Infelizmente esse livro desapareceu dos arquivos locais. Estaria ele recolhido
no Arquivo Público Mineiro (donde Xavier da Veiga transcreveu nas Ephemerides
Mineiras)? Se sim, não seria o caso de reavê-lo para esta cidade?”
O segundo exemplo
Em 06/03/1838
houve a elevação de S. João del-Rei à categoria de Cidade, por força da Lei
Provincial nº 93, de 6-3-1838. É
lamentável que o Livro de Atas do Senado da Câmara, que cobre o período de 1835
a 1839, se encontre desaparecido dos arquivos locais, razão por que não se pode
saber como se passaram, em 1838, as solenidades em vista da promoção. Também
não adianta recorrer ao Astro de Minas,
pois ele nada reportou.
O terceiro exemplo
Encontra-se
de posse da Biblioteca Nacional o Livro de Assentos de Batizados da Freguesia
de N. Sra. do Pilar da Vila de São João del-Rei (1742-1749), adquirido de um
genealogista são-joanense em 1938. Esse livro contém não só o registro do batismo do
Tiradentes (em 12 de novembro de 1746), mas também de seus irmãos, além de
Bárbara Eliodora e de muitos povoadores e fundadores da Vila de São João
del-Rei.

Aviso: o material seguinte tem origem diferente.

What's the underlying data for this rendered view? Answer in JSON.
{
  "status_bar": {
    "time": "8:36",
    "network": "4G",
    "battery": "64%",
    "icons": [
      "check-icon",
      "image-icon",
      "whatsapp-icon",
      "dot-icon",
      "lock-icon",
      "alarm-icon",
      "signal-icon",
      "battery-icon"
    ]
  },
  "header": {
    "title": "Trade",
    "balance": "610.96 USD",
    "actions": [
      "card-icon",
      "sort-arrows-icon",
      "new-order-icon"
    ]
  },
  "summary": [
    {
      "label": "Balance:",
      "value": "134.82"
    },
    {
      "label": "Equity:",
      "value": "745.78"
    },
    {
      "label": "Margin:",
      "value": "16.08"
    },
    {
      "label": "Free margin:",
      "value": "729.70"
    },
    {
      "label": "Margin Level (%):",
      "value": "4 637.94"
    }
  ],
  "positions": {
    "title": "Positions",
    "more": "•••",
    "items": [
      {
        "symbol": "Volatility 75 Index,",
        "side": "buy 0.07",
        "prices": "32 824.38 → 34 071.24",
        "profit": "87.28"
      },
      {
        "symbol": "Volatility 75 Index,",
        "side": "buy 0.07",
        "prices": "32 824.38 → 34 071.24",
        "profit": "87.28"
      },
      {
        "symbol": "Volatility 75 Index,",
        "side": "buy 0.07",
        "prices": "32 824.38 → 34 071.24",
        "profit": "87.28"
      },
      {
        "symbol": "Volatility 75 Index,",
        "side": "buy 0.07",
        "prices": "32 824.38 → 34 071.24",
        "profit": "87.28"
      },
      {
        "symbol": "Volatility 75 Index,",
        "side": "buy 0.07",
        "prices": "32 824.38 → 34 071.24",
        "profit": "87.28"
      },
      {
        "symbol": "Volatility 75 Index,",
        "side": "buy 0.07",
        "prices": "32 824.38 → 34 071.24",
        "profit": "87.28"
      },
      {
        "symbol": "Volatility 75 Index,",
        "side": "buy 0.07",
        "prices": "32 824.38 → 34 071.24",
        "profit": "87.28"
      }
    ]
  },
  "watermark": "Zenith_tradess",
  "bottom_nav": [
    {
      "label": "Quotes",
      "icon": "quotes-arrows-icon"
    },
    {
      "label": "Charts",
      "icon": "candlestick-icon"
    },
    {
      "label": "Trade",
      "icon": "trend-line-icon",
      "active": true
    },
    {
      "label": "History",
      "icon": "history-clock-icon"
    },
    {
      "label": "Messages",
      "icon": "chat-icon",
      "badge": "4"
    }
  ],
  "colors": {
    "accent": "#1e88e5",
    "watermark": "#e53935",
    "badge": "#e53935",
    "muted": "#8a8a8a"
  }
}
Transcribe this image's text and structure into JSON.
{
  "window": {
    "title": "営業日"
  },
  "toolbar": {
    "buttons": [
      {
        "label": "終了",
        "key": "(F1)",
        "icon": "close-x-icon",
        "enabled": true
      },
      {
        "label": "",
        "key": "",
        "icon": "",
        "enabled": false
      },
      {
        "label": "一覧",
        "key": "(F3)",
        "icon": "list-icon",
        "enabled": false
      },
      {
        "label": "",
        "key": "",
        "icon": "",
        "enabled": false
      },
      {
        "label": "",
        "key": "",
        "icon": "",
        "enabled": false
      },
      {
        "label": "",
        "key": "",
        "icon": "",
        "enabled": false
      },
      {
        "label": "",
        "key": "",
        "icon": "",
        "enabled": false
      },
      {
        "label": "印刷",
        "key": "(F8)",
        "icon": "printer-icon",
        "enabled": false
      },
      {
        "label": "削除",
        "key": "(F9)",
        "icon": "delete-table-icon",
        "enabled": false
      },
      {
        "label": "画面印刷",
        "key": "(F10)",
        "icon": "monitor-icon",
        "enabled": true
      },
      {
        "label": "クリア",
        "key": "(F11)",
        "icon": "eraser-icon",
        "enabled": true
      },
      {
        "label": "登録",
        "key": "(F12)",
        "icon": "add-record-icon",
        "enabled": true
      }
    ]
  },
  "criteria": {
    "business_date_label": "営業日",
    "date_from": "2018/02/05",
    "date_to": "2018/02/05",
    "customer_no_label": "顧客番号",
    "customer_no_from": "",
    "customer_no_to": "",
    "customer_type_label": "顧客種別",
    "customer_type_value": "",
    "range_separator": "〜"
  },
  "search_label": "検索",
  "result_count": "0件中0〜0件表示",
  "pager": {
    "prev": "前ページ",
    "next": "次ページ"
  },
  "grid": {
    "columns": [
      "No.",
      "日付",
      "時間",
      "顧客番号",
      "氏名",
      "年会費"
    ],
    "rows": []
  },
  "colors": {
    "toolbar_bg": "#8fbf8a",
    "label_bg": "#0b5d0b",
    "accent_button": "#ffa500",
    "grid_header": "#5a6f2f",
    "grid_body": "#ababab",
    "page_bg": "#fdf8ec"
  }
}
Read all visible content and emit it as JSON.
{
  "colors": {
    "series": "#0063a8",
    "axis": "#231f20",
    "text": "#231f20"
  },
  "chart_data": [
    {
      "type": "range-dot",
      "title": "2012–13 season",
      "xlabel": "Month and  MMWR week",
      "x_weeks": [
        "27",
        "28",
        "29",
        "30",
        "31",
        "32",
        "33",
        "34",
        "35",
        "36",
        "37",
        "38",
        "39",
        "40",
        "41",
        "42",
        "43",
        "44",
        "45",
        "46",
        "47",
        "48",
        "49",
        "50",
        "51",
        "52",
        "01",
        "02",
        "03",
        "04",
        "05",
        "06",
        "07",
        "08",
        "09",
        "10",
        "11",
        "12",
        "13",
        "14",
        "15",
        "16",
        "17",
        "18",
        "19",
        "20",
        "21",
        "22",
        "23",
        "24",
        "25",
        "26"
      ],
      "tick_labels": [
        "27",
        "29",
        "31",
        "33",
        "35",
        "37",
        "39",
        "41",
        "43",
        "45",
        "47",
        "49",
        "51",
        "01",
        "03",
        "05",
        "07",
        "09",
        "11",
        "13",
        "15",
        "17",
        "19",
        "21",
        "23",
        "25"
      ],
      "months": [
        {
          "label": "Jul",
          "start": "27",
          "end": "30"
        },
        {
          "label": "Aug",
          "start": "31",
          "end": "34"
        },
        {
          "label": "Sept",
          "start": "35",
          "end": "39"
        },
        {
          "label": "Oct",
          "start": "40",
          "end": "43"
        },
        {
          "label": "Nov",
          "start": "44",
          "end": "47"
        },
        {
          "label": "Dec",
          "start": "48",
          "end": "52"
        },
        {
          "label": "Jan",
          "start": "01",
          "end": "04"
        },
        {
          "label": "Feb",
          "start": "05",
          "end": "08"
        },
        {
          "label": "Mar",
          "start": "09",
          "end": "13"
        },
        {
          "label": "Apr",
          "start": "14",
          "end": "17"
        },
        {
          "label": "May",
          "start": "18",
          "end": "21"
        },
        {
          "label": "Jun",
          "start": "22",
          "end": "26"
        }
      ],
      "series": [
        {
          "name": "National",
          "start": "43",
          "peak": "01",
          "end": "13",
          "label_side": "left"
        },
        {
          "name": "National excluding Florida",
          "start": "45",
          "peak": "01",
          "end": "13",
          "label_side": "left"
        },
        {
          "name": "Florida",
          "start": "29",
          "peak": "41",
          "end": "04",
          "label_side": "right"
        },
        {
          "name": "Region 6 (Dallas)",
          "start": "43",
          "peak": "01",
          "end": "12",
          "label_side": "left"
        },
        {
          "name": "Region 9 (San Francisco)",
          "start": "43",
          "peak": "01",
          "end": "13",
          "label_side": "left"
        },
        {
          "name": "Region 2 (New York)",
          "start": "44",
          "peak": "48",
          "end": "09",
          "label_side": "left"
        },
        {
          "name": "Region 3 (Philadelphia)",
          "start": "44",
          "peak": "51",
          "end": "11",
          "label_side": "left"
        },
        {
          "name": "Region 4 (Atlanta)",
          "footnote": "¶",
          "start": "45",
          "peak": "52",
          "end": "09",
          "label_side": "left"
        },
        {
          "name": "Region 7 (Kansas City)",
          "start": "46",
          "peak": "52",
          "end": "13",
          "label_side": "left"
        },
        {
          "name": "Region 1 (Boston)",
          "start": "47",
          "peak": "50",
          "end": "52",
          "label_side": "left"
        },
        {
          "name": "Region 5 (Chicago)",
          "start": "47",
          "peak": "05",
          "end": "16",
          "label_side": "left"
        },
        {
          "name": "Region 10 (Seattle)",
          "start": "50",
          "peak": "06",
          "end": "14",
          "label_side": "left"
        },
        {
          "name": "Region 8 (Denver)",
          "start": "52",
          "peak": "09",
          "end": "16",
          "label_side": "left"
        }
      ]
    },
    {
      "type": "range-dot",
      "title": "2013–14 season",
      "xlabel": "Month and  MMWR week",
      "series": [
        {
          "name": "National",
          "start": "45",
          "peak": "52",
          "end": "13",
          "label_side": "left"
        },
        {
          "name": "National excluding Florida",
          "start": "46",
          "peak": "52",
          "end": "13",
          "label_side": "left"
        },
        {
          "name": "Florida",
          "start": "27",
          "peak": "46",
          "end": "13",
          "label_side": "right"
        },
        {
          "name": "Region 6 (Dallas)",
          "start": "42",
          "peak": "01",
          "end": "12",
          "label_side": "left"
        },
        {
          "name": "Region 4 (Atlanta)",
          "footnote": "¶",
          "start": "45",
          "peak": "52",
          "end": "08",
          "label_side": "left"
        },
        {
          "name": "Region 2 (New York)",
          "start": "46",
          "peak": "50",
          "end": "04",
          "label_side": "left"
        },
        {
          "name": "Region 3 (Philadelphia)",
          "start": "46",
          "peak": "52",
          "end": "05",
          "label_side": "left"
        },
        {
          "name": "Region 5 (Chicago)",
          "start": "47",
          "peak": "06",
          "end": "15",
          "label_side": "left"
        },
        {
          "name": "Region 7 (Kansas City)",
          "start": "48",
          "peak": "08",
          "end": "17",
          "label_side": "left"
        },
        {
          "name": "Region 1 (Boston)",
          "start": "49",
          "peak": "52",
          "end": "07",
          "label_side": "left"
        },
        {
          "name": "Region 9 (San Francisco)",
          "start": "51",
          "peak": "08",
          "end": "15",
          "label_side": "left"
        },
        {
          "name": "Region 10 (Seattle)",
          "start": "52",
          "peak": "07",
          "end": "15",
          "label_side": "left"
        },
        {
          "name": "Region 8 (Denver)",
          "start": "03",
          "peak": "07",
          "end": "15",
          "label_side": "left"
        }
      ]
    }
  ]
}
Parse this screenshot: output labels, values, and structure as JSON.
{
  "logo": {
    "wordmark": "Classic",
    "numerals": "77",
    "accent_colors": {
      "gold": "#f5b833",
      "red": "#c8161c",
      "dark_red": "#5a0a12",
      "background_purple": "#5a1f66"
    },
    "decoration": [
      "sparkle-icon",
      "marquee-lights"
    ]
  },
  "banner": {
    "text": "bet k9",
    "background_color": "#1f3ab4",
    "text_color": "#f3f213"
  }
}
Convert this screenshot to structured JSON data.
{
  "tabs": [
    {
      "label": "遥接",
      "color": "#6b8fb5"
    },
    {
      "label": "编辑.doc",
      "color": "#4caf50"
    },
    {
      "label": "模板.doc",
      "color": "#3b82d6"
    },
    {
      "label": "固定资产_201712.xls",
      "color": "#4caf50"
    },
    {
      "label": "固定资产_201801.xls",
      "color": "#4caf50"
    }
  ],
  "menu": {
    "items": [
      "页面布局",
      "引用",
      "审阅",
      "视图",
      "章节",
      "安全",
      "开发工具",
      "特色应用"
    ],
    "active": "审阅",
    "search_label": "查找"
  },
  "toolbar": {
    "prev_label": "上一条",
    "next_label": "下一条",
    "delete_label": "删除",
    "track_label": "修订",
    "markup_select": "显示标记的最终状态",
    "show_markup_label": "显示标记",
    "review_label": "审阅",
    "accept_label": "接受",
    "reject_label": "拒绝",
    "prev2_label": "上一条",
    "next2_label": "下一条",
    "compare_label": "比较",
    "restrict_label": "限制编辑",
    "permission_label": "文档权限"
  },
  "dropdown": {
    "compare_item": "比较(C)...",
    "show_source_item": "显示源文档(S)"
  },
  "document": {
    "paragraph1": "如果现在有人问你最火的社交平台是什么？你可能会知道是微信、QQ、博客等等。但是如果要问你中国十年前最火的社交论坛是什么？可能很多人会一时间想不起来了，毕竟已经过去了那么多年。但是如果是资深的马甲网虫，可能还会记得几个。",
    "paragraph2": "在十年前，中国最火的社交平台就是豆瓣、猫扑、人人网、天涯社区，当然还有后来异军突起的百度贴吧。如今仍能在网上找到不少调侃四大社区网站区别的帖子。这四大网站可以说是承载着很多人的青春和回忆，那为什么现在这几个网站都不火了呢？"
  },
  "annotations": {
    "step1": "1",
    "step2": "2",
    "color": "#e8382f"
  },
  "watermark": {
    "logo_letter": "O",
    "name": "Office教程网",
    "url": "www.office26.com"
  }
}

No ofício de 1º de novembro de 2006 do Presidente da Academia de Letras de São João del-Rei
ao Presidente da Biblioteca Nacional, Sr. Muniz Sodré, o pedido de repatriação do
referido livro eclesiástico foi rechaçado. Em resposta, detalhes da operação foram fornecidos em ofício de 28 de fevereiro de 2008, alegando que a Biblioteca Nacional
estava impossibilitada de “alienar patrimônio público”, bem como “doar” o que
fora comprado em dezembro de 1938 por 6
mil contos de réis. Na realidade, o Presidente da Biblioteca Nacional estava utilizando um
eufemismo, pois na realidade a aquisição do livro representava
uma receptação indigna para com o povo são-joanense, por se tratar de um bem
público. Assim sendo, evidenciou-se na posse desse livro eclesiástico uma
apropriação indébita por parte da Biblioteca Nacional, salvo melhor juízo.